Cain had flashes of brilliance as a freshman last season, finishing second on the team in rushing with 443 yards (5.3-yard average) and scoring eight touchdowns. He fashioned back-to-back 100-yard games against Purdue and at Iowa, where he carried 15 times for 67 yards in the fourth quarter to help the Lions secure a 17-12 win.

An ankle injury, however, sidelined him for three late-season games and limited him to one carry at Ohio State. He returned for the Cotton Bowl and gave Penn State fans a glimpse of what he can do when healthy, carrying 15 times for 92 yards and two scores in the win over Memphis.

“Everybody gets nicked up, but having a long-term injury like that was an adjustment for me,” he said. “I just really learned patience, not rushing my body back, because you know your body the best, and when your body says you can’t go, you can’t go. … Just waiting my time to get back slowly so I won’t affect myself long-term.”

Cain said he began feeling 100 percent in February during winter workouts and was adding muscle that boosted his weight to 223 pounds, 15 more than in his freshman season.

“I guess my body was maturing faster than I expected,” he said. “As time went on, my body started getting adjusted to it. It has been for the better, so I'm excited about where I'm at right now and I just can't wait to go to the field with it.”

Cain again will be part of a talented Penn State running backs room that includes redshirt junior Journey Brown (890 yards last season), sophomore Devyn Ford (5.7-yard average), and four-star freshmen Caziah Holmes and Keyvone Lee.

In the meantime, Cain said he and his teammates will be waiting to get “the confirmation that we will have a season and camp and everything,” and do their best to stay safe.

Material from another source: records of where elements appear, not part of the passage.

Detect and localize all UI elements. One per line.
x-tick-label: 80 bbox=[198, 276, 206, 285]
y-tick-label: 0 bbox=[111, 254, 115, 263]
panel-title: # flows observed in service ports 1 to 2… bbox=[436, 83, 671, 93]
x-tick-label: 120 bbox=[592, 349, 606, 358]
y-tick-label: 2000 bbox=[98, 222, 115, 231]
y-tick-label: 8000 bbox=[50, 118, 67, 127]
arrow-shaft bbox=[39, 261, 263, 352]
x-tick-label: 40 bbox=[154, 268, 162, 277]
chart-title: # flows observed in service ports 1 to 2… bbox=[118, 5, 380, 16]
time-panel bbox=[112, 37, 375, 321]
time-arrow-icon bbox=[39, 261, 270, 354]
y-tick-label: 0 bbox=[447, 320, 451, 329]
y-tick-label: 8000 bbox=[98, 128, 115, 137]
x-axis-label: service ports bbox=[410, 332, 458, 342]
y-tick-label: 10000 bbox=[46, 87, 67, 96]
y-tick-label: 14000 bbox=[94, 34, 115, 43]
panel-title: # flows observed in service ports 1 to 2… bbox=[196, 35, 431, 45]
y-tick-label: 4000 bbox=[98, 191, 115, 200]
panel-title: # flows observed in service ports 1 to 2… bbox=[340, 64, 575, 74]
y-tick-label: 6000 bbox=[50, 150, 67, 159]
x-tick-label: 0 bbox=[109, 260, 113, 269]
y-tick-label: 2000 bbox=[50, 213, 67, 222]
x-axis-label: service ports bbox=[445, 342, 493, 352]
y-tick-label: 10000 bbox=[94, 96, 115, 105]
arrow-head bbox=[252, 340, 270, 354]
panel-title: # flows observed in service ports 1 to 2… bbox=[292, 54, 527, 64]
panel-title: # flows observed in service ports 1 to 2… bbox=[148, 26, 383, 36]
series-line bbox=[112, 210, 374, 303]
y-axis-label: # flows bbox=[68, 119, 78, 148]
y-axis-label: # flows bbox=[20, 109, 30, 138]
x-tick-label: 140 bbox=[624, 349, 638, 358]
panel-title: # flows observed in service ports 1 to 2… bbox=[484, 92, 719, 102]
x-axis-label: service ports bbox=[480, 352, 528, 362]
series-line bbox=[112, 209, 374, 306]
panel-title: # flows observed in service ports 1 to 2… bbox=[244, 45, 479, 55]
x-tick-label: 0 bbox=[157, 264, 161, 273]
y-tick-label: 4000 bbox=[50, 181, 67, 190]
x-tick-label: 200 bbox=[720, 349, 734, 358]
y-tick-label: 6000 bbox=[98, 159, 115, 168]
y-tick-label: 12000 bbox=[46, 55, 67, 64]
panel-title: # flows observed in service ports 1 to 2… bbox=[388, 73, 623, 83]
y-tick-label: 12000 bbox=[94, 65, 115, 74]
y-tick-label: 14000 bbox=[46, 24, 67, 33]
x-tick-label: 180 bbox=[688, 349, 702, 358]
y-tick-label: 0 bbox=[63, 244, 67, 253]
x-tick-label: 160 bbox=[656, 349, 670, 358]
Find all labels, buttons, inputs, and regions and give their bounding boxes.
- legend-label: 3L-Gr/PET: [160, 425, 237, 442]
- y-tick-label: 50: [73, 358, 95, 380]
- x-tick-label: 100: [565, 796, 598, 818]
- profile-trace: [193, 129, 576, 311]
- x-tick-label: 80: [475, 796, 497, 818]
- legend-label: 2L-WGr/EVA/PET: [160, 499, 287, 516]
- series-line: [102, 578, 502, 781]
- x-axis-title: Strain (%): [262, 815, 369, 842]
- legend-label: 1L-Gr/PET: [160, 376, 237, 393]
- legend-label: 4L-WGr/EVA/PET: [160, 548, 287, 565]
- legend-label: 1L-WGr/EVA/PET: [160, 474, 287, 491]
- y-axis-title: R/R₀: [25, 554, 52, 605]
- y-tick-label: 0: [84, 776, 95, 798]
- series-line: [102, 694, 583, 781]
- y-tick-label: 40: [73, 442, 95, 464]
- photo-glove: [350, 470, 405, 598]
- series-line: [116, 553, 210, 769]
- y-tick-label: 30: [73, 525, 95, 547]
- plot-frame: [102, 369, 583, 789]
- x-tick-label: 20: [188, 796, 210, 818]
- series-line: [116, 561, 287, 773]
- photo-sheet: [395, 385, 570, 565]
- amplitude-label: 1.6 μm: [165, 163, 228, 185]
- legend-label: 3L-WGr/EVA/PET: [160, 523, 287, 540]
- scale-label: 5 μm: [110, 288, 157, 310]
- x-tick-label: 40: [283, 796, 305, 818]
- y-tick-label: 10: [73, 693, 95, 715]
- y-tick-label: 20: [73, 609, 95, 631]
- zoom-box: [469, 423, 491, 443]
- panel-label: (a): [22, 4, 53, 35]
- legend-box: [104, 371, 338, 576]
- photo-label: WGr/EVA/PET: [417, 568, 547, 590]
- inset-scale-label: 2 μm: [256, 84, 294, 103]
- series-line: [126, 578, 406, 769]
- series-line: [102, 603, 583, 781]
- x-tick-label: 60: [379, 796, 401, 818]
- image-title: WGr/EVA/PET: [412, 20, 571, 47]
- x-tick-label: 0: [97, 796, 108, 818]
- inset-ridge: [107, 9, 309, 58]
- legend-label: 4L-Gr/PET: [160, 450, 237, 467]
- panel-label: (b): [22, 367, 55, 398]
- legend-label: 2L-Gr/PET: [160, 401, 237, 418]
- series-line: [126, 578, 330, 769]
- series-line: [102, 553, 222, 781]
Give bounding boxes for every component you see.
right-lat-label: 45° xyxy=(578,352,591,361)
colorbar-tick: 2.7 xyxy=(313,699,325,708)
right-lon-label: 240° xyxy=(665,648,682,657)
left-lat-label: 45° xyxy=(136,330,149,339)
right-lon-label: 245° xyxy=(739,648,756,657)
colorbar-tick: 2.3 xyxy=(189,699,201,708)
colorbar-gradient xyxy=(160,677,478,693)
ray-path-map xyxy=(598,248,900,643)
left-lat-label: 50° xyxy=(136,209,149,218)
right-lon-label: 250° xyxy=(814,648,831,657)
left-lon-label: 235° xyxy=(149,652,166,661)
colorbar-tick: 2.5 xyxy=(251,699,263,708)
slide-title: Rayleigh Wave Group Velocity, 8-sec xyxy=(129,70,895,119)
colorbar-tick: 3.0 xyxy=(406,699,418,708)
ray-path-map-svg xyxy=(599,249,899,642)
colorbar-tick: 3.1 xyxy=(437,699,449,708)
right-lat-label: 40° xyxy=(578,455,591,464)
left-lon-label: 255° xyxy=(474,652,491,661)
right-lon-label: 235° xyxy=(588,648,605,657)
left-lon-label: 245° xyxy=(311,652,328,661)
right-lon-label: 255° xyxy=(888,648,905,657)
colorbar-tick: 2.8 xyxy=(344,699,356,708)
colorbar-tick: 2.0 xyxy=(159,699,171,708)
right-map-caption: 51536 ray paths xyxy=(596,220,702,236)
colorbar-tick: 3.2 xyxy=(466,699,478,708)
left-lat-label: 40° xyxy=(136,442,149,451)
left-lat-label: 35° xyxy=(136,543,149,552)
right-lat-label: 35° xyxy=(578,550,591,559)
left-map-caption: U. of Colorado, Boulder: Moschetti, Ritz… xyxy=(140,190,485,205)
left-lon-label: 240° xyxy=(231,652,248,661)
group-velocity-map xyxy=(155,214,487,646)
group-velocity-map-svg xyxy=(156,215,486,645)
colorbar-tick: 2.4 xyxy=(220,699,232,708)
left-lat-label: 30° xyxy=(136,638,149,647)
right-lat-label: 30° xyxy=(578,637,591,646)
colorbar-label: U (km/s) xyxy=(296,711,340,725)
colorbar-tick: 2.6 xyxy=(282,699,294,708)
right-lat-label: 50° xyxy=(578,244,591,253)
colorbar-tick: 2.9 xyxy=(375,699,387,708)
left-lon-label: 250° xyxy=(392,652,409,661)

“It’s definitely in the back of my mind all the time, honestly, just because I saw how easily my family had gotten it from just being in the same room as a person who had it,” he said. “All it takes is one. So it’s definitely a concern in the back of my mind all the time.

“I‘m pretty sure our team doctors are going to do a great job – if we have a season – of just making sure everybody is as safe as possible.”